O convite, segundo ele, veio cercado de suspense. Mesmo sem saber detalhes sobre a trama, aceitou. "Eu nem sabia o que era o personagem, não sabia da trama, nada", conta. A empolgação só aumentou ao perceber que Manoel, o enigmático dono de um pequeno comércio local, seria um dos trabalhos mais desafiadores de sua carreira. Descrito por ele como denso, o personagem exigiu um trabalho aprofundado de composição. "O Manoel são vários. Ele tem muitas facetas, é um cara muito complexo", avalia.
Ambientação rural e reflexões
A ambientação da nova temporada, no campo, também trouxe reflexões. Embora reconheça o apelo da natureza, Garcia relativiza a ideia romantizada da vida rural. "Existe um mito de que o campo é só tranquilidade, mas não é bem assim", afirma. Ele cita desafios práticos, como problemas de infraestrutura, clima e até a presença de animais, como elementos que ajudam a construir um cenário realista –e tenso– para a narrativa. Essa complexidade do ambiente dialoga diretamente com os conflitos da série, que seguem explorando os limites das relações humanas.
Para o ator, a mudança de cenário amplia as possibilidades dramáticas sem perder a essência do projeto. "O ambiente muda, mas as questões continuam muito próximas da nossa realidade", diz. A convivência entre vizinhos, a falta de diálogo e a escalada de conflitos seguem no centro da narrativa. "'Os Outros' fala sobre intolerância de um jeito muito direto. É algo que a gente reconhece no dia a dia", afirma o ator. "A série não oferece respostas fáceis. Ela incomoda – e talvez seja por isso que funcione tão bem."
Relação com o personagem
Ao falar sobre a relação pessoal com o personagem, Garcia reforça a distância entre os dois. "Tirando o físico e as emoções que eu empresto, o Manoel é completamente diferente de mim", explica. Para o ator, esse tipo de papel é justamente o que torna o processo mais interessante. "São os mais divertidos de fazer, porque te obrigam a ir a lugares que você não acessa na vida."

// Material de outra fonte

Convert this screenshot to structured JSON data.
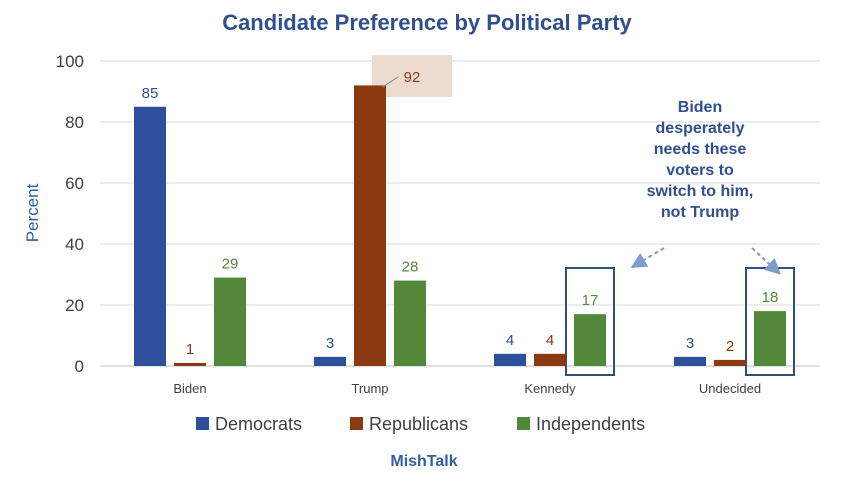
{
  "chart_data": {
    "type": "bar",
    "title": "Candidate Preference by Political Party",
    "ylabel": "Percent",
    "xlabel": "",
    "ylim": [
      0,
      100
    ],
    "yticks": [
      0,
      20,
      40,
      60,
      80,
      100
    ],
    "grid": true,
    "legend_position": "bottom",
    "categories": [
      "Biden",
      "Trump",
      "Kennedy",
      "Undecided"
    ],
    "series": [
      {
        "name": "Democrats",
        "color": "#2e4f9a",
        "label_color": "#2e4f9a",
        "values": [
          85,
          3,
          4,
          3
        ]
      },
      {
        "name": "Republicans",
        "color": "#8b3a10",
        "label_color": "#8b3a10",
        "values": [
          1,
          92,
          4,
          2
        ]
      },
      {
        "name": "Independents",
        "color": "#53883a",
        "label_color": "#53883a",
        "values": [
          29,
          28,
          17,
          18
        ]
      }
    ],
    "annotation": {
      "lines": [
        "Biden",
        "desperately",
        "needs these",
        "voters to",
        "switch to him,",
        "not Trump"
      ]
    },
    "source": "MishTalk"
  }
}
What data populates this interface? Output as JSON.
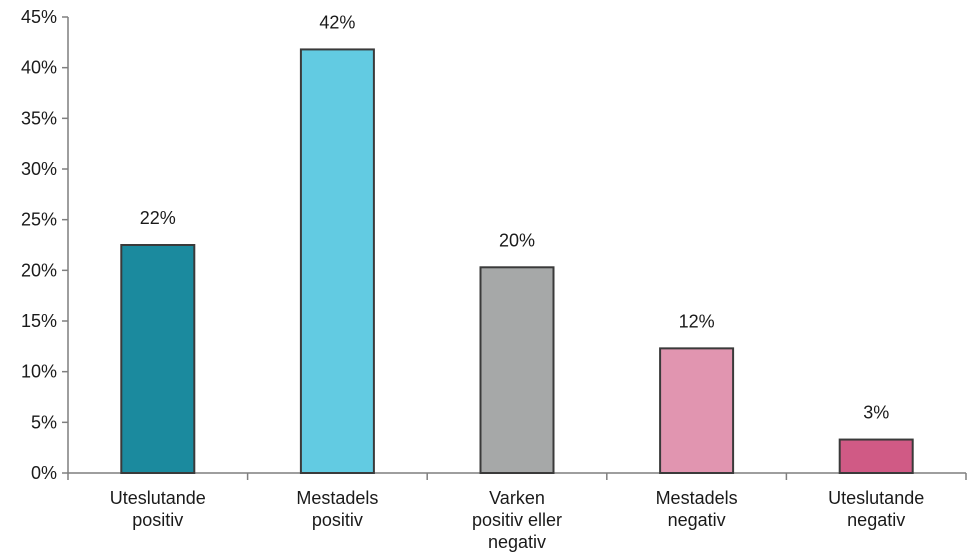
{
  "chart_data": {
    "type": "bar",
    "categories": [
      [
        "Uteslutande",
        "positiv"
      ],
      [
        "Mestadels",
        "positiv"
      ],
      [
        "Varken",
        "positiv eller",
        "negativ"
      ],
      [
        "Mestadels",
        "negativ"
      ],
      [
        "Uteslutande",
        "negativ"
      ]
    ],
    "values": [
      22.5,
      41.8,
      20.3,
      12.3,
      3.3
    ],
    "data_labels": [
      "22%",
      "42%",
      "20%",
      "12%",
      "3%"
    ],
    "bar_colors": [
      "#1b8a9e",
      "#62cbe2",
      "#a6a8a8",
      "#e195b0",
      "#d05a85"
    ],
    "ylim": [
      0,
      45
    ],
    "y_ticks": [
      0,
      5,
      10,
      15,
      20,
      25,
      30,
      35,
      40,
      45
    ],
    "y_tick_labels": [
      "0%",
      "5%",
      "10%",
      "15%",
      "20%",
      "25%",
      "30%",
      "35%",
      "40%",
      "45%"
    ],
    "title": "",
    "xlabel": "",
    "ylabel": "",
    "grid": false,
    "legend": "none"
  }
}
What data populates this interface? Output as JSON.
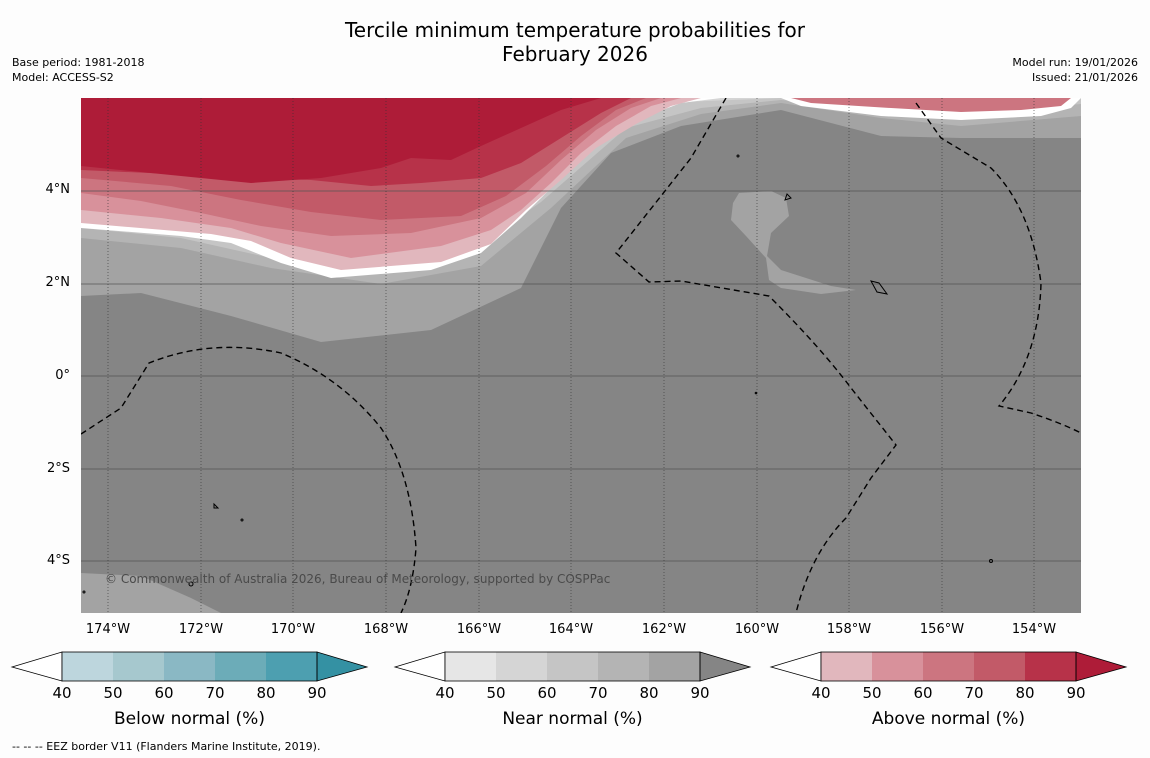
{
  "title": {
    "line1": "Tercile minimum temperature probabilities for",
    "line2": "February 2026"
  },
  "meta_left": {
    "base_period": "Base period: 1981-2018",
    "model": "Model: ACCESS-S2"
  },
  "meta_right": {
    "model_run": "Model run: 19/01/2026",
    "issued": "Issued: 21/01/2026"
  },
  "map": {
    "lat_labels": [
      "4°N",
      "2°N",
      "0°",
      "2°S",
      "4°S"
    ],
    "lon_labels": [
      "174°W",
      "172°W",
      "170°W",
      "168°W",
      "166°W",
      "164°W",
      "162°W",
      "160°W",
      "158°W",
      "156°W",
      "154°W"
    ],
    "copyright": "© Commonwealth of Australia 2026, Bureau of Meteorology, supported by COSPPac"
  },
  "colorbars": {
    "ticks": [
      "40",
      "50",
      "60",
      "70",
      "80",
      "90"
    ],
    "below": {
      "label": "Below normal (%)",
      "colors": [
        "#ffffff",
        "#bdd6dd",
        "#a6c8ce",
        "#8ab8c4",
        "#6cacb8",
        "#4d9fb0",
        "#3491a3"
      ]
    },
    "near": {
      "label": "Near normal (%)",
      "colors": [
        "#ffffff",
        "#e6e6e6",
        "#d5d5d5",
        "#c5c5c5",
        "#b4b4b4",
        "#a3a3a3",
        "#858585"
      ]
    },
    "above": {
      "label": "Above normal (%)",
      "colors": [
        "#ffffff",
        "#e1b7bd",
        "#d8919b",
        "#cc7580",
        "#c25a68",
        "#b73249",
        "#ae1c38"
      ]
    }
  },
  "footnote": "--  --  -- EEZ border V11 (Flanders Marine Institute, 2019)."
}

Mesmo diante das tensões que marcam a trama, o ator faz questão de esclarecer, com bom humor, que seu personagem não é vilão de todo (ou ao menos não dos que fazem de tudo para alcançar seus objetivos). "Ele não é um assassino", adianta, rindo. Ao longo dos episódios, Garcia conta que seu personagem passa por transformações importantes, refletindo justamente esse ambiente de tensão constante. "Manoel é atravessado por situações extremas, e isso revela camadas que talvez nem ele mesmo conhecesse", comenta.